The standard test from the 2003 document states on page 32: “In general the wheelchair seated occupant was at a greater risk of injury than the vehicle seated occupant. All injury criteria showed an increased level of risk up to double that of an occupant seated in a baseline vehicle seat with a head restraint”
Before you say, accidents in taxis with wheelchairs rarely happen, there have been numerous incidents and accidents, some involving injuries and at least one fatality.
- In Hartlepool in 2005, the operator of a dial a ride service was prosecuted for negligence following fatal incident where the passenger sustained fatal head injuries in fall from rear tail lift of welfare bus.
- Staffordshire County Council were fined £83,000 in 2008 after a 90-year-old woman was fatally injured when her wheelchair rolled off the back of a minibus. An HSE investigation revealed that council staff had never checked that the wheelchair was safe and the council had no checking procedure.
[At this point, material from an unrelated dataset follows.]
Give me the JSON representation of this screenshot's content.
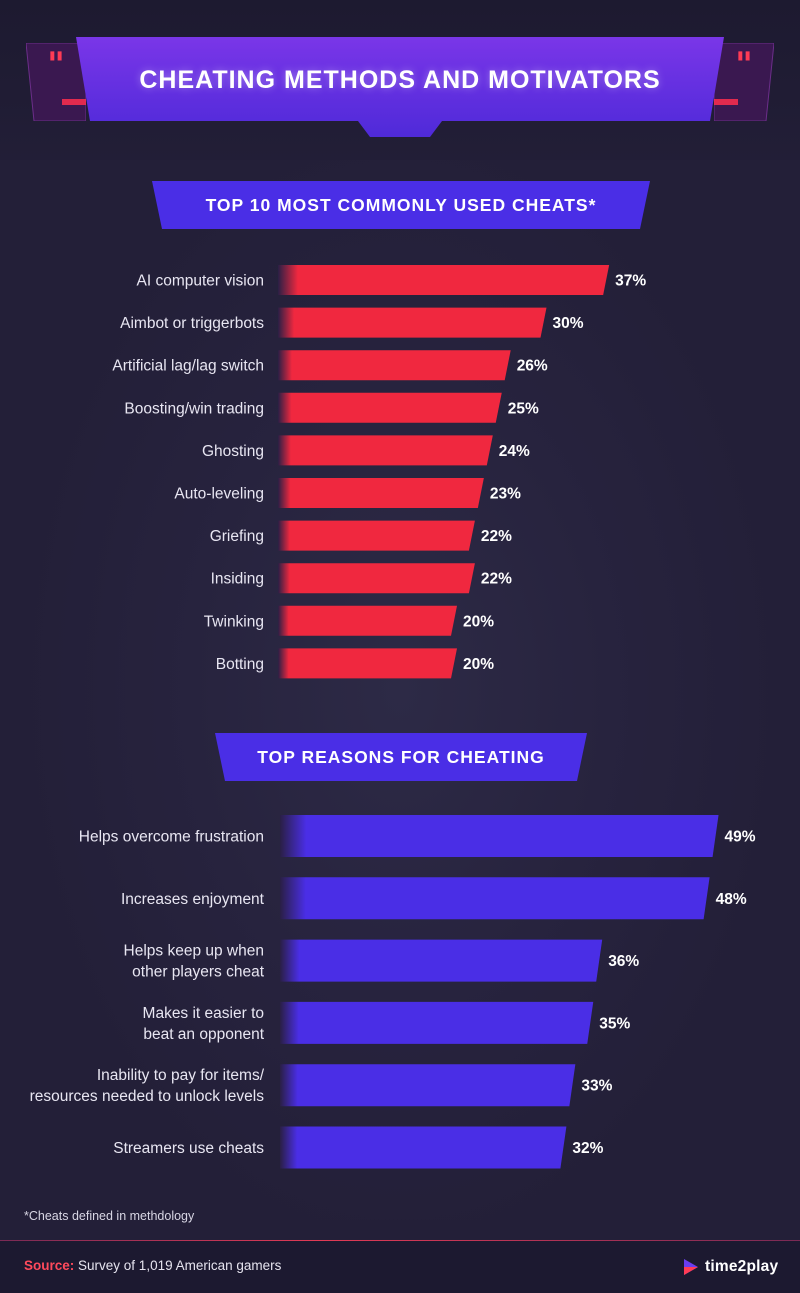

- A charity was fined £15,000 in 2006 after a pensioner died after from being thrown from wheelchair on a minibus. The HSE commented; “The seatbelt laws have long been established in British law. The charity was aware that people transported in wheelchairs should have these effectively secured and the wheel chair user should have an adequate seatbelt.”
- In Calderdale in a boy was thrown from his wheelchair inside a taxi, in a long line of errors the prosecution against the driver was eventually dropped when it went to trial. The driver secured the wheelchair in the taxi but forgot to fasten a seatbelt.
- In February last year Age Concern Westminster, (were found guilty of) breaching Section 3(1) of the Health and Safety at Work etc Act 1974. It was fined £10,000 and ordered to pay costs of £5,000. After a wheelchair bound pensioner died in one of their vehicles.
- A 14-year old boy was tragically killed in Birmingham in 2009 after his wheelchair tipped over after being loaded incorrectly.
Of course the point of this article isn’t to instigate training courses, because as my colleague from Manchester points out, no amount of training is going to allow you to load a wheelchair if you are unable to push the chair up the ramp.
Bearing in mind the above……is it worth the risk?